# 928Lugged- Any thoughts on the bike?



## trkracer (May 21, 2003)

So, im curious about peoples opinion on the 928 Carbon lugged frame/ bike. How does it ride? What is a reasonable weight for the bike if i were to build it up (force, wcs ritchy, Etc). is this considered a race bike or more of a rec bike? what are some other bikes from other manufactures that you would compare this bike to as far as ride and race ability? thanks a lot. im new to bianchi's and im trying to learn the ropes!

Zach


----------



## tcruse11 (Jun 9, 2006)

I have a 07 928 L and I love it. I'm using it as my race bike and it weight 16.9 with record parts. I could get it lighter if I wanted to. Frame is nice and stiff. Plus it has major bling factor.


----------



## Bianchi67 (Oct 16, 2005)

Mine is stiffer than the mono 928 and EV2 aluminums I've had. It's around 17 lbs with Chorus.

+1 on the bling. The carbon layup is perfect and the lugs look massive.


----------



## tonykara (Jul 23, 2006)

*2006 928l*

ive got an 06 frame with chorus and neutron ultra wheels.

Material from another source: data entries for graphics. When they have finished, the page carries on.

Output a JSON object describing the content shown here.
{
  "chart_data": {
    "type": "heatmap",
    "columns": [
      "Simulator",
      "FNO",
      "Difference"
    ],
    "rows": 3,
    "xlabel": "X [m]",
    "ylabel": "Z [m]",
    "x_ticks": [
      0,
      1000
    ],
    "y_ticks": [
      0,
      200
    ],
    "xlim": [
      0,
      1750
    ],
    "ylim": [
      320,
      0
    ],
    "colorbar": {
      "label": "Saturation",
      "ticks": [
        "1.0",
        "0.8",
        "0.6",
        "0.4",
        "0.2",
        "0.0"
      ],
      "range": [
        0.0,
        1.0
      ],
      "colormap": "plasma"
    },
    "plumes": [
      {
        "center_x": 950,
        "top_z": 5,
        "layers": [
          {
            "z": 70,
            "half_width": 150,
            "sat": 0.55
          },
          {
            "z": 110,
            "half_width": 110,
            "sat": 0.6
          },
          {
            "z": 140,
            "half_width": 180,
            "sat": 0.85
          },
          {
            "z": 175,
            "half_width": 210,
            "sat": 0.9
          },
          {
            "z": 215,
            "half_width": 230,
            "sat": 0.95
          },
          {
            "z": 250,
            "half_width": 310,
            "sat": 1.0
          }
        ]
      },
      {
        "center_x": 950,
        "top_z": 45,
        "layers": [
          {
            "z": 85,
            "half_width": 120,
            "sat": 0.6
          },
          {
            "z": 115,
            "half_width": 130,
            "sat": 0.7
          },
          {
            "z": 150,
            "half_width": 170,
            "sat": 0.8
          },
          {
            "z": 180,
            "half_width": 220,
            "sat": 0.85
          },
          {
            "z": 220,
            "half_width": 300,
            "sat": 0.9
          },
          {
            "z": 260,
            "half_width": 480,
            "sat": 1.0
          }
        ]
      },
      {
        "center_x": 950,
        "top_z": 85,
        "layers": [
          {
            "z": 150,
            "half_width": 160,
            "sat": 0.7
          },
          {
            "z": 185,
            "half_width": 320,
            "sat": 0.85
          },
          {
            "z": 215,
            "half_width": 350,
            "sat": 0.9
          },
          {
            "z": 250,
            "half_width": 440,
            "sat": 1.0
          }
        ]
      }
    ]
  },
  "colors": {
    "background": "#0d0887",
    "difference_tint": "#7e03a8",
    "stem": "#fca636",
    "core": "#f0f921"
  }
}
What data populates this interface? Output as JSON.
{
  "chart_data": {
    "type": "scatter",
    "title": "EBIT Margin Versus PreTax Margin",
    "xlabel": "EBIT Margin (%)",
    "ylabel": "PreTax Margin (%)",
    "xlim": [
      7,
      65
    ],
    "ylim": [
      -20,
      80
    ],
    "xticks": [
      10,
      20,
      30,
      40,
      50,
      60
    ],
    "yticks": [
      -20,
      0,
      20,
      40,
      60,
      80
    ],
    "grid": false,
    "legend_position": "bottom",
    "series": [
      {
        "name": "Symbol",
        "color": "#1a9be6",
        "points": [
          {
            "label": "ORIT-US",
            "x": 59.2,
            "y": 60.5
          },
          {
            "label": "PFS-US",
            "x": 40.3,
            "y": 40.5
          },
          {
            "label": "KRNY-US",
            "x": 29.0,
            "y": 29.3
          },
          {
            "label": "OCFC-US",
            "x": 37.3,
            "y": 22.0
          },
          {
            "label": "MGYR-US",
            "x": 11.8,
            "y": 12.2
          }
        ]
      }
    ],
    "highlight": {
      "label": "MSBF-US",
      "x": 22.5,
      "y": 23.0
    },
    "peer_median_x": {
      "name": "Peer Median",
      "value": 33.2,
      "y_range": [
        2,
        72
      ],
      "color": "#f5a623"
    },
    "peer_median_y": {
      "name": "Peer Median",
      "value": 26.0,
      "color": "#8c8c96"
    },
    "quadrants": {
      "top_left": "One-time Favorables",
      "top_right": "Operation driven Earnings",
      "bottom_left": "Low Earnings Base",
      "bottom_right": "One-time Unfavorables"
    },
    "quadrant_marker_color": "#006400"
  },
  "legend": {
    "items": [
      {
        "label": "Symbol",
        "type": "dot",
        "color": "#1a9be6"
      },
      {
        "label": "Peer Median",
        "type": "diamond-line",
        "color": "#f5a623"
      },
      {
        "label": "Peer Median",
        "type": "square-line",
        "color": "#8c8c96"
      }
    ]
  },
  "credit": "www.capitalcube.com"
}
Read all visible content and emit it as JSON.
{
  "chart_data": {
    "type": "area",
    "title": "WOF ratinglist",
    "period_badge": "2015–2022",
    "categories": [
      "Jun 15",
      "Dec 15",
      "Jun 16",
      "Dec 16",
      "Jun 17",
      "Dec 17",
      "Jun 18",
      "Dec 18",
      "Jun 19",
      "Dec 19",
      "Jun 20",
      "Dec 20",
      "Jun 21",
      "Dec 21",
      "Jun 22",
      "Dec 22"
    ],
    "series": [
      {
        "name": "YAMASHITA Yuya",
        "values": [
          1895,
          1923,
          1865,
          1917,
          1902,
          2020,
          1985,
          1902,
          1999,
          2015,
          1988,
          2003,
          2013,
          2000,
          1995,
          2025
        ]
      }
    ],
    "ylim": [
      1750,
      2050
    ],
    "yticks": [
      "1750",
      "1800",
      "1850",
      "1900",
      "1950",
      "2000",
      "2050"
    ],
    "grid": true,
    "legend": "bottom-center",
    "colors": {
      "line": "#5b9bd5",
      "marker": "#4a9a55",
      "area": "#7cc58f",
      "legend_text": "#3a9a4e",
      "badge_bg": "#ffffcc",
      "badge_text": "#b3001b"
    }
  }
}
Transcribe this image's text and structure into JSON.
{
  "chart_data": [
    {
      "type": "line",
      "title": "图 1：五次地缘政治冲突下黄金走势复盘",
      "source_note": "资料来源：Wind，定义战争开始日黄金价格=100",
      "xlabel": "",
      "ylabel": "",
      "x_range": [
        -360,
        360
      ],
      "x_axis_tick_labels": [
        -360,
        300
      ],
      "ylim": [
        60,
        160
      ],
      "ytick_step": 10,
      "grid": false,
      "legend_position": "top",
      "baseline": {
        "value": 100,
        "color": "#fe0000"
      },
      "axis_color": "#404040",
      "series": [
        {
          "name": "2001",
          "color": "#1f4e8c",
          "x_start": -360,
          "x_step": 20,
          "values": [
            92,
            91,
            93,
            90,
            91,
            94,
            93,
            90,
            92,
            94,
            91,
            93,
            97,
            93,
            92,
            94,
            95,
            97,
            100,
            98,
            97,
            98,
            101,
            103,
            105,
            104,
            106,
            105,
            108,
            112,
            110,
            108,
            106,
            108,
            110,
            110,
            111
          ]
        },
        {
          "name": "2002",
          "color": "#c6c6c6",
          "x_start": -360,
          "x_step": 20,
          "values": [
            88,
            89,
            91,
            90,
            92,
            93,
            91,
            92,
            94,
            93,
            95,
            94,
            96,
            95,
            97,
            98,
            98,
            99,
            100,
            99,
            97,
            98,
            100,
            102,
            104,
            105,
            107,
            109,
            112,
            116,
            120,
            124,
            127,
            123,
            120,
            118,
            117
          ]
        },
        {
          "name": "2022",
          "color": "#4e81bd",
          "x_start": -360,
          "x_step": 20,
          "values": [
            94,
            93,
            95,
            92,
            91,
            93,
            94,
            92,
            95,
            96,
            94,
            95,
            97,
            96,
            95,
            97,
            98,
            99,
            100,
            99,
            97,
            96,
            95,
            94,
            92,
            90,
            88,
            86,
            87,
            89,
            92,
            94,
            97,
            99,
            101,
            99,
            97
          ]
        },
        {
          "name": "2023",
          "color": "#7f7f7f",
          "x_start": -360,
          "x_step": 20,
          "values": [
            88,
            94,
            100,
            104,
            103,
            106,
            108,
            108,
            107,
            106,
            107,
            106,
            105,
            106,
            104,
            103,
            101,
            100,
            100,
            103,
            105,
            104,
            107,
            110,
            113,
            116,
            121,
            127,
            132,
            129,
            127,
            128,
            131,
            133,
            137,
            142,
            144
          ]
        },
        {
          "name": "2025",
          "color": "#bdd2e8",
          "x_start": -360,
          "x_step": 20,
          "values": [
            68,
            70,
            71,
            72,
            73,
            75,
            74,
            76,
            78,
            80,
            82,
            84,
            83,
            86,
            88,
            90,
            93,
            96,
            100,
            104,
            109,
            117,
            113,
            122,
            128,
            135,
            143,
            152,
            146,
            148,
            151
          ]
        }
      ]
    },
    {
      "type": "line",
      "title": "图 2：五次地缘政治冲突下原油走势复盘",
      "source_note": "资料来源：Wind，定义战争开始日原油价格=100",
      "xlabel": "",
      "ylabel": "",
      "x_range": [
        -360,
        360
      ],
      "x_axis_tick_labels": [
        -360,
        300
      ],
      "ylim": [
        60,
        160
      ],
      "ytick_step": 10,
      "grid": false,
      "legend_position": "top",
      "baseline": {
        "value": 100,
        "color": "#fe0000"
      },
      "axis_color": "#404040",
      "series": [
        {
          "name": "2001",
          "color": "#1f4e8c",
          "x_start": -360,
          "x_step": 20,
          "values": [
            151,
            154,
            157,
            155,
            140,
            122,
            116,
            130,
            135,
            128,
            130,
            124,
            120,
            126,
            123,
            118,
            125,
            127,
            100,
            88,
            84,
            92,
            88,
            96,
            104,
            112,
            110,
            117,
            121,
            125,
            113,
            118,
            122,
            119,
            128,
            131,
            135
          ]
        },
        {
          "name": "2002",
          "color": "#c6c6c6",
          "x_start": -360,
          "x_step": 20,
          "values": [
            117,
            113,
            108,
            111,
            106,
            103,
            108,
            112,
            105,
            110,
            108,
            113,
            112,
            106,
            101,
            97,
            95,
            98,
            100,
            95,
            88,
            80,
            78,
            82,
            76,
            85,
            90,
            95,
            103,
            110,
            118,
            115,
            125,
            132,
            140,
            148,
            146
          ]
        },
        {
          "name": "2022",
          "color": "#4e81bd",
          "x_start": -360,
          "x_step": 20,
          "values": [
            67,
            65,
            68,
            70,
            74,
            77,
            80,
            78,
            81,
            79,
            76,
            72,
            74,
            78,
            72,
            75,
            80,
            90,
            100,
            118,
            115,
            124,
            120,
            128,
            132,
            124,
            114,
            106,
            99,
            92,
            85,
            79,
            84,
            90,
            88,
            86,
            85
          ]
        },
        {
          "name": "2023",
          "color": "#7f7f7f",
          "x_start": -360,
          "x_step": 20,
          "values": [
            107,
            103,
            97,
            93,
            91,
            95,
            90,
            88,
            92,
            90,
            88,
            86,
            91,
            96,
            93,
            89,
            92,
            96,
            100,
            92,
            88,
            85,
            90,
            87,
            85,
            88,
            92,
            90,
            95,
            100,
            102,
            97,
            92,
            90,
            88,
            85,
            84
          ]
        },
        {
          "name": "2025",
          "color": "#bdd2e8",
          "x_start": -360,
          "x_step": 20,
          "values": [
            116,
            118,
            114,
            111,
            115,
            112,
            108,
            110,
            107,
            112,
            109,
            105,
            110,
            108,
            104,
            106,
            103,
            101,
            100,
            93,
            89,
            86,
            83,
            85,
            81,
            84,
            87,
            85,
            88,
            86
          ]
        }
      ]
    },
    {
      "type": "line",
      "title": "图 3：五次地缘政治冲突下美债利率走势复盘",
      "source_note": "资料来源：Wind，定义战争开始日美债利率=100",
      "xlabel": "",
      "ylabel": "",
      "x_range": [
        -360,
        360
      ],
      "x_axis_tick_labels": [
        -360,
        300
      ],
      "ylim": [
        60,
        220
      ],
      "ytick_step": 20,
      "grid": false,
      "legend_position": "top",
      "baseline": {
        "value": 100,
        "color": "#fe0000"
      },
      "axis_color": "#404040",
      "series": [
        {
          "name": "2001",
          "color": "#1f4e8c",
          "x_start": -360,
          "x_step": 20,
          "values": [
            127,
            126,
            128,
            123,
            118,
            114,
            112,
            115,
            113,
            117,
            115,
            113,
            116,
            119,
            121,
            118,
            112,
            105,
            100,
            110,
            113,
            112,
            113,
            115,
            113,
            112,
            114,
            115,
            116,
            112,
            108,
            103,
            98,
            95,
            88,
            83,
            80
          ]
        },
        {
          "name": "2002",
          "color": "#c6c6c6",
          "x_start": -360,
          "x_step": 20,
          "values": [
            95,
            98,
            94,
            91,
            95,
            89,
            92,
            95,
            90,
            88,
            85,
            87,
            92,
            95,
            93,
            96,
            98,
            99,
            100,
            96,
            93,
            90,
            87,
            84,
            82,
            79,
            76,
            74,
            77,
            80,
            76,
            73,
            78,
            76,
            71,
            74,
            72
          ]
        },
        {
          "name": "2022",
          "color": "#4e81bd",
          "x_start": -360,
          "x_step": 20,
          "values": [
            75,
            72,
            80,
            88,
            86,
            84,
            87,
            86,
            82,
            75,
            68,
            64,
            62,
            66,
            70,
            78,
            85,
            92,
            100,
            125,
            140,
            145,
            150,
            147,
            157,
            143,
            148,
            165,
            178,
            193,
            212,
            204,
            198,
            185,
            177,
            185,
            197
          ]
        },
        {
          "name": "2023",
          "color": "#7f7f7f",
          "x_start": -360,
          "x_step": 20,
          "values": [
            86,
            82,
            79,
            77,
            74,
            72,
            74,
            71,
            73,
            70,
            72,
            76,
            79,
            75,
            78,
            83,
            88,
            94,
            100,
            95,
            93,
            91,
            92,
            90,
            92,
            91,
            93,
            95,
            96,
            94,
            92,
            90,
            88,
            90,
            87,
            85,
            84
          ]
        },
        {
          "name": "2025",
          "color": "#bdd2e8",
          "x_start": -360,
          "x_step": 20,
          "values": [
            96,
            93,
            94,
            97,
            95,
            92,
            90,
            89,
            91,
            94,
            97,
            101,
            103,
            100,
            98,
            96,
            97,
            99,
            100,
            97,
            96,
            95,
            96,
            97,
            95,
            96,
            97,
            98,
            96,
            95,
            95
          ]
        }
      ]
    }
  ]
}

I love it, its miles ahead of my 04 giant TCR, lighter, stiffer, more compliant.
its feels great when climbing, when putting the head down for sprints and goes into corners like its on rails.

It weighs 7.5kg

Highly reccomended, the only frame i would replace it with is a new 928 SL


----------



## cmg (Oct 27, 2004)

what's the difference between a 928 l and 928 SL?


----------



## tcruse11 (Jun 9, 2006)

928 sl (super light) is a monocoque frame not lugged, is a few grams lighter, and almost a grand more


----------



## 1bianchi (Sep 25, 2006)

*Love it*

I have an 06' lugged frame w/ 07 chorus and campy Zonda wheels. The bike accelerates unbelievably quickly compared to my last aluminum frame. It gives a you a confident feeling going into tight turns and seems very rigid under my 200lbs! Rough or course roads do transmit the bumps to you but I think it would feel better if I had different riding gloves. I love the bike and it looks great.


----------